There are some rational functions that do a switcheroo when $x \to -\infty$ where (when graphed) they cross the horizontal asymptote in order to approach from the other side. It only seems to happen when the power is larger on bottom than the power on top.

I first came across this behavior in Algebra 2, and never found a satisfying answer to what was going on here. It's been nagging me since then as I went through Pre-Cal and AP Calculus, and never found any answers other than just a shrug and response of "that's just how it is."
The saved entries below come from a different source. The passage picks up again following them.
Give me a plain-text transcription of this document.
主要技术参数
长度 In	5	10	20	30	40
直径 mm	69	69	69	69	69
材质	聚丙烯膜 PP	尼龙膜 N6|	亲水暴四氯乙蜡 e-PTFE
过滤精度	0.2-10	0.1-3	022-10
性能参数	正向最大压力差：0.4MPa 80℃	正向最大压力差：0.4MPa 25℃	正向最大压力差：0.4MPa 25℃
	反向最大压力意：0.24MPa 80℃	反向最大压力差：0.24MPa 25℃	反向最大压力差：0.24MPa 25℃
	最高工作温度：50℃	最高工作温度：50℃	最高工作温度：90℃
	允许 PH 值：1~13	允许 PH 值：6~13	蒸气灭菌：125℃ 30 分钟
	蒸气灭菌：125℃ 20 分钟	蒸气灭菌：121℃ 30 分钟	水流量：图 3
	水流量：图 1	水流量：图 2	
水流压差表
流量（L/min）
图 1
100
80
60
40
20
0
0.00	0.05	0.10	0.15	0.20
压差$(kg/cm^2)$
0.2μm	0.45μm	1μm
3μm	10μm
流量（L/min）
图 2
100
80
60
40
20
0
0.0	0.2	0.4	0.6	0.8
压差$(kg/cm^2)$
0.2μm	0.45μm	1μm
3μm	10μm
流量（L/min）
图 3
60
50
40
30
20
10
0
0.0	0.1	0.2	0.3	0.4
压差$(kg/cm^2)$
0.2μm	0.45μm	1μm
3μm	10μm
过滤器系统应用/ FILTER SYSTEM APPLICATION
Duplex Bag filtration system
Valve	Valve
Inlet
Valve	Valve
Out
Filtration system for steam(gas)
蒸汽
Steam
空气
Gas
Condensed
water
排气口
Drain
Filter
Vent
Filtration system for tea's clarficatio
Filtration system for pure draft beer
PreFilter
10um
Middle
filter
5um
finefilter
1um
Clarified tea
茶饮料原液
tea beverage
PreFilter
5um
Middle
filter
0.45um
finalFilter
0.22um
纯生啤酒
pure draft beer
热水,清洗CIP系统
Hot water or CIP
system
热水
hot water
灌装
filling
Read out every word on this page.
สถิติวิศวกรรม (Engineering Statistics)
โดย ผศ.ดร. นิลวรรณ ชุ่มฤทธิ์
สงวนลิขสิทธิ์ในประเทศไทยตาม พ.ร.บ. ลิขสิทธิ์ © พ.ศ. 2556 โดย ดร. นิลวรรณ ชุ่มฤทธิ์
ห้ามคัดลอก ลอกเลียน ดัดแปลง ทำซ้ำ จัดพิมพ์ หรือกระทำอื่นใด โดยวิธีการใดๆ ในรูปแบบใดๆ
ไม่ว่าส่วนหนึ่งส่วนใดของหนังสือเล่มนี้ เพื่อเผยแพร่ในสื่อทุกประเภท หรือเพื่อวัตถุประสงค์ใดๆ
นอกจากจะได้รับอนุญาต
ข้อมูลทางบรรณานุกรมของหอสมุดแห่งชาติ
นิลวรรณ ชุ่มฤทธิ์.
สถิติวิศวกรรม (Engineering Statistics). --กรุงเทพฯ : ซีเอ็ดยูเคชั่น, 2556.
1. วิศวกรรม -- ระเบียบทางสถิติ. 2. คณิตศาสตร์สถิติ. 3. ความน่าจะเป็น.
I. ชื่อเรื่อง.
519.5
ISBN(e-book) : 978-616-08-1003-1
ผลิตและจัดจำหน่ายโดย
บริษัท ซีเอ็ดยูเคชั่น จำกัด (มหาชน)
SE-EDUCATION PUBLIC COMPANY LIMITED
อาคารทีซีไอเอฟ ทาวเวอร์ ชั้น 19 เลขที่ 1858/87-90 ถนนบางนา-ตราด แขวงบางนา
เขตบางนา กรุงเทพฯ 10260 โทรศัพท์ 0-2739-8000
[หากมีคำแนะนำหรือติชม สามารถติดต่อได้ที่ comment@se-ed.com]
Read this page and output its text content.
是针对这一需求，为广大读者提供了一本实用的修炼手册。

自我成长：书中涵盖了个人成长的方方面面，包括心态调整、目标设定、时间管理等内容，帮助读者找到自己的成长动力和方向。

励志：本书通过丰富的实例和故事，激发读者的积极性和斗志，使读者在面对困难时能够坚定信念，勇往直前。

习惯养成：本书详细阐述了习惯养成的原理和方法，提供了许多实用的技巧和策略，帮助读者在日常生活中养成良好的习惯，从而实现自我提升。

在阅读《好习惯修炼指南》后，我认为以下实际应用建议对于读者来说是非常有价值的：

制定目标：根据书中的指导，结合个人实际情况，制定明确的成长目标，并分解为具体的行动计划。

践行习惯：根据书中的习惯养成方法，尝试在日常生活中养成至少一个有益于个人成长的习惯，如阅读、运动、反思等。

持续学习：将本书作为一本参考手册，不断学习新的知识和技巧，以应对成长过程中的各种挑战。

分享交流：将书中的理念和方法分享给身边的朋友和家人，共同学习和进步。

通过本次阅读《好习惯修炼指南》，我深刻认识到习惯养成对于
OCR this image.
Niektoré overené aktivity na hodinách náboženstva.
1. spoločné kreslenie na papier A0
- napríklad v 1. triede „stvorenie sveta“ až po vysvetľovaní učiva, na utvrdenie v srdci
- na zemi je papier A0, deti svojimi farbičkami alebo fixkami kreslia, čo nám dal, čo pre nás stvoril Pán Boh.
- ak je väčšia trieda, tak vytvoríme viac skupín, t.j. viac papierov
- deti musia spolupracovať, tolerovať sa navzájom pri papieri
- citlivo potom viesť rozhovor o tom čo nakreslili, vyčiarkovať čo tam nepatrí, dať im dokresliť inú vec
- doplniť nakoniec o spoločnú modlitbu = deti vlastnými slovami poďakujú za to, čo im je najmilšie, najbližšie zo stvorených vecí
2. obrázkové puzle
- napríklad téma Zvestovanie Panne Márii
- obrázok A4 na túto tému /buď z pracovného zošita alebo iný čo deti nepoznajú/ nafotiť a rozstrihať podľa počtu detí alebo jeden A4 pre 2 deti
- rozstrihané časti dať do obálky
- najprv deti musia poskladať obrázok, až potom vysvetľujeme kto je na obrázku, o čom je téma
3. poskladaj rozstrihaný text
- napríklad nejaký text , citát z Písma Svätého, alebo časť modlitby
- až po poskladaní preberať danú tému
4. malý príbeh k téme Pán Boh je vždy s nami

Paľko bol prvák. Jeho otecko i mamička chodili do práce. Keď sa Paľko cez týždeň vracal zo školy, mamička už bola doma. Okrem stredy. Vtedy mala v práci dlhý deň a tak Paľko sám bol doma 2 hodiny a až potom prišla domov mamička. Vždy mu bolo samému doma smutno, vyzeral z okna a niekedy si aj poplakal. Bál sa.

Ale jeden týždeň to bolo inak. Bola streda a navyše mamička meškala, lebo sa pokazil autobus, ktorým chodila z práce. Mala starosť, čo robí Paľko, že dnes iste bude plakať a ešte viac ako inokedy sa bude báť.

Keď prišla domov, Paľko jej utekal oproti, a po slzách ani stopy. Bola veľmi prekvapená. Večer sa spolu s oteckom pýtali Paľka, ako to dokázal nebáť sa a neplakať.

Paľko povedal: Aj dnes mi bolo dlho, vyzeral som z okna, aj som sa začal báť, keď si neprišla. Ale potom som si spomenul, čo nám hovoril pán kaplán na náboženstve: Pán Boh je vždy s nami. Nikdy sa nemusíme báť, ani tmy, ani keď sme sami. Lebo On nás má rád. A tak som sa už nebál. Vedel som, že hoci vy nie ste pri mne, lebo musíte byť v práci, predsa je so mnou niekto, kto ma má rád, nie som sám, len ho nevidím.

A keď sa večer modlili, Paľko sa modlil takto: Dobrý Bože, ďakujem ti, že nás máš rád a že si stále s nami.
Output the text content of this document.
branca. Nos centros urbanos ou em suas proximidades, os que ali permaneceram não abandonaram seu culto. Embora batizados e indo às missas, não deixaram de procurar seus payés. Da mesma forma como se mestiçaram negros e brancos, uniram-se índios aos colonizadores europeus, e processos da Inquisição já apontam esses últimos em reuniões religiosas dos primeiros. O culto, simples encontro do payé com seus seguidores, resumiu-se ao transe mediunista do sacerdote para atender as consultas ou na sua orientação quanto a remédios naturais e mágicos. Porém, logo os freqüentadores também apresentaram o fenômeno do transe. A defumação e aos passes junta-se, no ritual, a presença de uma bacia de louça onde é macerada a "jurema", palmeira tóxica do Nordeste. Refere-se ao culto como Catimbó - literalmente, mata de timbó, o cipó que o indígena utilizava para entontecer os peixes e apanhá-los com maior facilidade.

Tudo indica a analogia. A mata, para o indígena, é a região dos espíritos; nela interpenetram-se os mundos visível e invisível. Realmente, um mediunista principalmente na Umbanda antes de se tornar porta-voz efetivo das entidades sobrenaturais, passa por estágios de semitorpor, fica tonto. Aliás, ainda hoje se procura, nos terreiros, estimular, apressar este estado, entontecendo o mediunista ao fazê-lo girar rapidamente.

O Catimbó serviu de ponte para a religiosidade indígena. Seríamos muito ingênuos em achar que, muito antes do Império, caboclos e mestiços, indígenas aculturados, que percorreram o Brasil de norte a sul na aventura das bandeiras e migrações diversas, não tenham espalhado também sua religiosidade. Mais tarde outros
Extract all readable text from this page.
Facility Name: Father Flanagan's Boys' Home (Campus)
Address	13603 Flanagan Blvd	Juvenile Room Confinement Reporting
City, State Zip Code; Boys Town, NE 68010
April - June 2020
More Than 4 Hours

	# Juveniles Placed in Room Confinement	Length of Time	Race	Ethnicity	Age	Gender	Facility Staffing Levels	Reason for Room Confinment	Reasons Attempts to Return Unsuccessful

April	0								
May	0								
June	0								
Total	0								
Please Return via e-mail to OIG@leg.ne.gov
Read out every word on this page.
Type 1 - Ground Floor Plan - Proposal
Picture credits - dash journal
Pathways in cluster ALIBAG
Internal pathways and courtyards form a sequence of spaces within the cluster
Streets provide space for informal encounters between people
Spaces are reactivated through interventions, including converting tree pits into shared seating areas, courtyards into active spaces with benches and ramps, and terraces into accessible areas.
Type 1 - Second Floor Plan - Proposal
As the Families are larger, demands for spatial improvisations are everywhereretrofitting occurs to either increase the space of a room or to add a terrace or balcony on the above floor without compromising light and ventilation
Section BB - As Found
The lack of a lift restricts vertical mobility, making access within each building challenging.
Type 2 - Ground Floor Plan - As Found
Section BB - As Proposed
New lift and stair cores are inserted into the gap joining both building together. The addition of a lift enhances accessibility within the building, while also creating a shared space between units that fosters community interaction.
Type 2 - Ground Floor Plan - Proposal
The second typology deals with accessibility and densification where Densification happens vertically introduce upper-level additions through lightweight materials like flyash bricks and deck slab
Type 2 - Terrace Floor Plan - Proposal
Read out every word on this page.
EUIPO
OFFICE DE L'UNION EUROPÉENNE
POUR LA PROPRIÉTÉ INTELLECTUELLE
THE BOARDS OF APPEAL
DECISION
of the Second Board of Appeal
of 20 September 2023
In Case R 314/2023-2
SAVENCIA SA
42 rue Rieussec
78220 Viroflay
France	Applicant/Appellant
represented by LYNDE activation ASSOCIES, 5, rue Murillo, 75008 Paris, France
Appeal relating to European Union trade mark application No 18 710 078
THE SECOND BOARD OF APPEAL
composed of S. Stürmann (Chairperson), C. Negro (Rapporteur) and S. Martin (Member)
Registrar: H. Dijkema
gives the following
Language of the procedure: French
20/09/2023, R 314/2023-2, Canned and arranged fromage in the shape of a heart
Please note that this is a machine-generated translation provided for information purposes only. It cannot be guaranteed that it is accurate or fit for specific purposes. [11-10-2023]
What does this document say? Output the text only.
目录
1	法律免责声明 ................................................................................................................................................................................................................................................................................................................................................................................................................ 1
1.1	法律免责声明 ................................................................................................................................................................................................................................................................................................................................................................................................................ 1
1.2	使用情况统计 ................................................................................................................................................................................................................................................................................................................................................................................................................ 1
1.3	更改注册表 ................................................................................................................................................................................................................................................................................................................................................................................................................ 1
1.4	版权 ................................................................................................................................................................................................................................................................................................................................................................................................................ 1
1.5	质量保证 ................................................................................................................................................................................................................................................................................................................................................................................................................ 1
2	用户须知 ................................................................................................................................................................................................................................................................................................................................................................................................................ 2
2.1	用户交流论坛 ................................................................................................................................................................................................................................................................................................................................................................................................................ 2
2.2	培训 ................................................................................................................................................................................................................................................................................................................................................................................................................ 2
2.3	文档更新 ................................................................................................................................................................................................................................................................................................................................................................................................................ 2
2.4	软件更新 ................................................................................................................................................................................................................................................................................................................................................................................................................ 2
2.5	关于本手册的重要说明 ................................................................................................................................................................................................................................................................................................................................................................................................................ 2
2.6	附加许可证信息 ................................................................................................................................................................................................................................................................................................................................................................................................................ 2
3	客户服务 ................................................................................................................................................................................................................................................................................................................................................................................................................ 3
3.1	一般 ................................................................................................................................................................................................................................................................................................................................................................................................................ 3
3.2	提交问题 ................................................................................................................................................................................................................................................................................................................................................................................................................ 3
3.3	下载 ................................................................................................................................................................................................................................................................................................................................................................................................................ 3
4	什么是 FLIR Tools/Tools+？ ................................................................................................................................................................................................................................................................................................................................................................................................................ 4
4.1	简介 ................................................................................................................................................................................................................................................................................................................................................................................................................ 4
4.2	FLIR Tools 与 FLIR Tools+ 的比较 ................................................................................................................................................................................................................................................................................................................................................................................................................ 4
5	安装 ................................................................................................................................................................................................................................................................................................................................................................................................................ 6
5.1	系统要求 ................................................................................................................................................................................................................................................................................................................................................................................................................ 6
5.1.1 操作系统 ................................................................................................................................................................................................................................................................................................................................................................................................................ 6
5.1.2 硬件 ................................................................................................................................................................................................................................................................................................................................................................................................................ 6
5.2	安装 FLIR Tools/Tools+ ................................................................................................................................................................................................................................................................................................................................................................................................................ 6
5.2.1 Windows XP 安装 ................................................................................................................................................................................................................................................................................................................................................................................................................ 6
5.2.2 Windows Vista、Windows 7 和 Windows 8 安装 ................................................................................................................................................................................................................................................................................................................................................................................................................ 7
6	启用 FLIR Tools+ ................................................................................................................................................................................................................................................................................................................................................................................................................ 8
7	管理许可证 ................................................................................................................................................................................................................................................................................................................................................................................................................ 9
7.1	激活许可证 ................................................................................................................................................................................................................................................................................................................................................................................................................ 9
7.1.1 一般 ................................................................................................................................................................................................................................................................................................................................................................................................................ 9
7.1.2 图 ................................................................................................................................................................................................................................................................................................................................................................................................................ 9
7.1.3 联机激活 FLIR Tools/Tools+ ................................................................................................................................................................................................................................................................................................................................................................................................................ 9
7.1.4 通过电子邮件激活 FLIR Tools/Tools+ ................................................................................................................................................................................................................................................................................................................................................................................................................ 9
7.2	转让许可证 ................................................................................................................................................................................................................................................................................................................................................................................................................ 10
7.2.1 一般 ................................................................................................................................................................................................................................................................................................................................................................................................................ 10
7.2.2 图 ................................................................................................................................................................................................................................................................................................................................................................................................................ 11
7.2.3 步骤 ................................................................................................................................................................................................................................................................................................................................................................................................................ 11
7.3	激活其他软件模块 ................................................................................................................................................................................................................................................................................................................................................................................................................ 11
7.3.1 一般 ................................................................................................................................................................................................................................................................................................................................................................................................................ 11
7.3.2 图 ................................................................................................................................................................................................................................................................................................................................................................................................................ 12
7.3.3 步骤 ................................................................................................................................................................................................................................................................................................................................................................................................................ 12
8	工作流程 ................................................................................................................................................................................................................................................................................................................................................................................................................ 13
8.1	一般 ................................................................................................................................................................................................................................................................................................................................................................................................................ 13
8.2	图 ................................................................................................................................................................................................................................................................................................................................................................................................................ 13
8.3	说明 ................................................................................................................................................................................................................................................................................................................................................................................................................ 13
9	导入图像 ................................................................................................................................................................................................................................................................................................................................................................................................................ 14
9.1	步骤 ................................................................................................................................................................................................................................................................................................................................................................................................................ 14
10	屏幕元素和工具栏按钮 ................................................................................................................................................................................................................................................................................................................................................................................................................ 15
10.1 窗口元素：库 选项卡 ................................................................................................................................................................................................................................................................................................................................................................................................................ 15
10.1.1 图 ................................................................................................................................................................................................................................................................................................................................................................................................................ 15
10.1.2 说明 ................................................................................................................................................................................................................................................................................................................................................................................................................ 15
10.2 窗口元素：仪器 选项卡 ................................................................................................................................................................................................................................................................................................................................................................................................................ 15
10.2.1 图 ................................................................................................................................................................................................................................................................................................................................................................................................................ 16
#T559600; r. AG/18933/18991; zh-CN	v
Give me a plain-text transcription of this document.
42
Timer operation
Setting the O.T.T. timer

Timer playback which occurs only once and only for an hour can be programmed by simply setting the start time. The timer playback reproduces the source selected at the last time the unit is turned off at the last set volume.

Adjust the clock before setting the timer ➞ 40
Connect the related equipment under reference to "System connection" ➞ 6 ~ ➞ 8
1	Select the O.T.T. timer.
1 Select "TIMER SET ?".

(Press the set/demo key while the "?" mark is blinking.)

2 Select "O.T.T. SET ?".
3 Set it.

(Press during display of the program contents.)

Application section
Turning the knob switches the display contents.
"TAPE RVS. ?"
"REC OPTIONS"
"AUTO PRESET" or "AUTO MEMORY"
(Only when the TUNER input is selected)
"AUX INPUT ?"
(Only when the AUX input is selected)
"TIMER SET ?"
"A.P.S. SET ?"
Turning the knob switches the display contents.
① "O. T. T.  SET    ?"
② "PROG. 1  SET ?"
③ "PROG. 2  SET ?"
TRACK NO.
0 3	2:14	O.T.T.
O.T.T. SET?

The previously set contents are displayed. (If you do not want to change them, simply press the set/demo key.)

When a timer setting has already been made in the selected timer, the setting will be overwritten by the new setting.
Here's an example: $$y = \frac{x+1}{x^2}$$

When graphed, it looks like:

Now that I've taken AP Calculus, I can also find that there's a relative minimum at $\left(-2, -\frac{1}{4}\right)$, but once again, it's unclear why. Can someone please shed some light on why these functions cross the horizontal asymptote?

• Here is somewhat of a justification, beyond simply saying "horizontal asymptotes can be crossed". Horizontal asymptotes describe behavior at infinity, but this says nothing about the function in any window finite window, like $[-r,r]$. The function can do all sorts of things in any finite window, because it will have infinite room to get back to its horizontal asymptote. Commented Jun 10, 2016 at 22:39
• The function $$f(x) = \frac{(x + 2)(x - 1)}{(x + 1)(x - 2)}$$ has a horizontal asymptote crossing at $x = 0$, so it is not necessary that the degree of the denominator exceed that of the numerator. Commented Jun 10, 2016 at 22:42
• @N.F.Taussig I understand that horizontal asymptotes can be crossed. We learned that in Algebra 2 also, but I'm wondering if the "switcheroo" behavior is a different story, because my teachers always addressed my question like it was a "glitch" in rational functions. Commented Jun 10, 2016 at 22:56
• Here's the original function that gave me the head-scratcher: $$y = \frac{x+1}{x(x-3)}$$ Commented Jun 10, 2016 at 23:20
• What I was pointing out is that it is not necessary for the degree of the denominator to exceed that of the numerator in order to have a horizontal asymptote crossing, as you seem to be asserting in your first paragraph. Note, also, that the horizontal asymptote in the example I gave above is $y = 1$. In that example, while $f(x)$ is positive as $x \to \infty$ and as $x \to -\infty$, the graph approaches the asymptote from above as $x \to \infty$ and from below as $x \to -\infty$. Commented Jun 10, 2016 at 23:37

The reason is because the horizontal asymptote is identically the $x$-axis for your function. Also, an asymptote only describes end behavior, so it's perfectly fine for the function to cross it somewhere near the origin. Since your function simultaneously has a root and has the $x$-axis as an asymptote, it will need to pull away from the axis, then slice through it, and then proceed eventually coming back to the axis.